Ich habe zum Thema Aneurysma und Hirnblutung eine enge persönliche Verbindung. Meine Mutter hat 2001 eine Hirnblutung erlitten, eine gute Freundin ist 2008 mit 42 Jahren an einem geplatzten Aneurysma gestorben. Ich selbst bekam 2010 die (Fehl-) Diagnose Hirn-Aneurysma. Erst 2013 hat sich das Damoklesschwert über meinem Kopf dank eines exakteren MRT aufgelöst. Aus dieser Situation heraus habe ich die Geschichte von Monika Lierhaus seit ihrer OP verfolgt. In letzter Zeit war es aber eher ruhig um sie geworden.

Als ich letzte Woche dann ersten empörten Kommentare las, konnte ich das Ganze zunächst nicht einordnen. Nun habe ich das Interview gelesen, ebenso einige Blog-Beiträge und Interviews der Kritiker.

Im Interview erzählt Lierhaus zusammen mit ihrer Mutter wie es ihr geht, wie sie die Zeit seit der OP erlebt hat.

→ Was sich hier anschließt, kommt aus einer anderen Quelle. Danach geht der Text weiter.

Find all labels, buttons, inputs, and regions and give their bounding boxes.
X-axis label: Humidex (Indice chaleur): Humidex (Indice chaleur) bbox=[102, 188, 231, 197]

Mir drängt sich beim Lesen nicht zuerst Mitleid ob ihrer gesundheitlichen Probleme auf. Im Gegenteil, in meinen Augen hat sie sich in bewundernswerter Weise zurück in ein selbstständiges, lebenswertes Leben gekämpft. Aber auch einem Kämpfer muss man zugestehen, dass er manchmal des Kampfes müde ist. Und nach meiner Interpretation ist Lierhaus grade an so einem Punkt in Ihrem Leben. Ihr gutes Recht, das auch öffentlich zum Ausdruck zu bringen.

Was ich persönlich aus dem Interview herauslese, ist vielmehr ein starker Perfektionismus und der unbedingte Wunsch, sich zu einem Leben „wie vorher“ zurückzukämpfen. Perfektionismus – so habe ich es in meinem Leben erfahren – macht einzig schlechte Laune. Man sieht nicht die 85 % Erfolg, sondern fokussiert sich auf die 15 %, die zum vermeintlichen Glück noch fehlen. Für Monika Lierhaus mag diese Einstellung bisher ein zuverlässiger Antrieb für noch mehr Therapie, Training und Kampf gewesen sein. Aber ich lese auch Ihren Worten – genau so wie denen ihrer Mutter – dass für sie nun die Zeit gekommen ist, einen Gang zurückzuschalten. Den Blick zu wenden und ihre eigenen Erfolge auch zu verinnerlichen. Es ist ein Unterschied, ob man laufen gelernt hat, oder auch tief innen weiß, dass man es kann und damit zufrieden ist.

Dieser Blick auf Monika Lierhaus und Ihr Interview ist mein persönlicher. Das ich gerade auf diese Aspekte des Textes anspreche, hängt mit meiner Persönlichkeit und meinen Erfahrungen im Leben zusammen.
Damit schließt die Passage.